Sept. 23, 2025

Episode 8: LLM Caching

Episode 8: LLM Caching

In this episode, the hosts discuss the latest news and trends in AI, focusing on LLM caching, a new EU regulation on AI-generated code, the changing landscape for Stack Overflow, and a recent AI security vulnerability.

The hosts explain LLM caching as a technique to boost efficiency and cut costs for AI providers and developers. It involves saving parts of a prompt that are sent repeatedly, such as tool descriptions for a code agent or a developer's code. This means the content doesn't need to be re-tokenized each time, saving computational power. Providers offer a reduced rate for these cached tokens.

The discussion also highlights proxies like Light LLM, which can cache and reuse responses for multiple users even if their prompts aren't identical. This is achieved through semantic caching, which understands the meaning of words, allowing similar queries to receive the same cached answer.

The hosts express skepticism about the European Union's new AI Act, which mandates that any code "substantially generated or assisted by an AI system" must be clearly identified. This "AI watermarking" aims to increase transparency, but it has open-source platforms debating whether to accept AI-generated code contributions at all due to legal and compliance issues.

One host questions the regulation's practicality, seeing it as a fear-based, "proactive" measure for a problem that hasn't yet been observed. They point out the difficulty of reliably detecting and labeling AI-written code, especially as AI models improve at mimicking human styles. The hosts also note a study showing that AI coding assistants are more likely to introduce security vulnerabilities because they are trained on public code that often contains bugs and outdated security practices.

The podcast covers the decline of Stack Overflow, attributing it to the rise of generative AI tools. Traffic has dropped, and Stack Overflow has responded by partnering with OpenAI to provide its data and adding its own AI features. The hosts believe Stack Overflow's data is a valuable asset that should be monetized rather than scraped.

They conclude that Stack Overflow and similar content websites face a "generational problem." Younger users are less likely to use traditional sites, preferring integrated experiences like chatbots and AI assistants. They compare the future of the internet to a "Netflix algorithm," where AI will guide users directly to the content they need.

In their "Secure or Sus" segment, the hosts discuss a security flaw that allows a threat actor to steal a user's ChatGPT conversation through an "indirect prompt injection." The attacker uploads a malicious prompt to a public website.
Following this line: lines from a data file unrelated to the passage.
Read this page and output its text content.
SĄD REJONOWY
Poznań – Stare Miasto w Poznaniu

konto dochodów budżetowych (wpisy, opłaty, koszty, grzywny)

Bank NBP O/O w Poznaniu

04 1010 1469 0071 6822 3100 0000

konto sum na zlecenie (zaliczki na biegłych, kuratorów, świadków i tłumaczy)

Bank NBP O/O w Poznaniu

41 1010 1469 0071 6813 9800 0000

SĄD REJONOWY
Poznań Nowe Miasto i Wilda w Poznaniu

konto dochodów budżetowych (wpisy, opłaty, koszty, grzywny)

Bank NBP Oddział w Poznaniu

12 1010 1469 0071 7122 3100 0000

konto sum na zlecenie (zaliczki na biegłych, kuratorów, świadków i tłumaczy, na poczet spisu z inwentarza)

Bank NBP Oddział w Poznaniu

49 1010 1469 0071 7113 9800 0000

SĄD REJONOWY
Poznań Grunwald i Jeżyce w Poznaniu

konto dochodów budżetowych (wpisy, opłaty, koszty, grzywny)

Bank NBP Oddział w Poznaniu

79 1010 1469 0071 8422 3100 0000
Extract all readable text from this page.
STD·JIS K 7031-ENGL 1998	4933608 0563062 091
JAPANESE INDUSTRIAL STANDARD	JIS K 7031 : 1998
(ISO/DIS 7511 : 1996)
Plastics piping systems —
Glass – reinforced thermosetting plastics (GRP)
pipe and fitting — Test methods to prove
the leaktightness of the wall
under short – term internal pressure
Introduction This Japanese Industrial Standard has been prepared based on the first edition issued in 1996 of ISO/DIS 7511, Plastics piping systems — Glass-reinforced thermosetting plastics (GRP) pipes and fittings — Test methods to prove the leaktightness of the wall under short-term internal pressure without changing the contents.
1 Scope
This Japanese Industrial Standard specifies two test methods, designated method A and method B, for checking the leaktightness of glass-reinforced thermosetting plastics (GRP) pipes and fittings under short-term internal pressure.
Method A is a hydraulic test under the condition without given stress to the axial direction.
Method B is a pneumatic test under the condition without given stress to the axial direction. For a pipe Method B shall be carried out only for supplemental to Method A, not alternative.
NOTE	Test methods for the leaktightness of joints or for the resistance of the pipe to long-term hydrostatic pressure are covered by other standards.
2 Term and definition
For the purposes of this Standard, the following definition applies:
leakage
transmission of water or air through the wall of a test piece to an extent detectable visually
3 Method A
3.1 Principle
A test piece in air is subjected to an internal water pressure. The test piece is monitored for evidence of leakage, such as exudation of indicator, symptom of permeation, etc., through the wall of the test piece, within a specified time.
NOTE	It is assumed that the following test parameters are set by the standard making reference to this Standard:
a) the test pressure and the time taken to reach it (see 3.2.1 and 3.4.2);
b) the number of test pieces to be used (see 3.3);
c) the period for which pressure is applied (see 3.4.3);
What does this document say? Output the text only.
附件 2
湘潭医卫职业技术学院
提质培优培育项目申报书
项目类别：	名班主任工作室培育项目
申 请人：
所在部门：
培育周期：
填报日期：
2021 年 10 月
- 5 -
When a user interacts with it, ChatGPT is tricked into generating an image whose URL secretly contains the user's conversation. The image then sends the conversation to the attacker's server.

The hosts explain that this type of data exfiltration attack can be prevented with defensive measures like an LLM proxy and input/output sanitization. They note that similar vulnerabilities could exist in other AI-driven platforms and conclude that security in the age of AI requires proactive, disciplined measures rather than simply reacting to known vulnerabilities.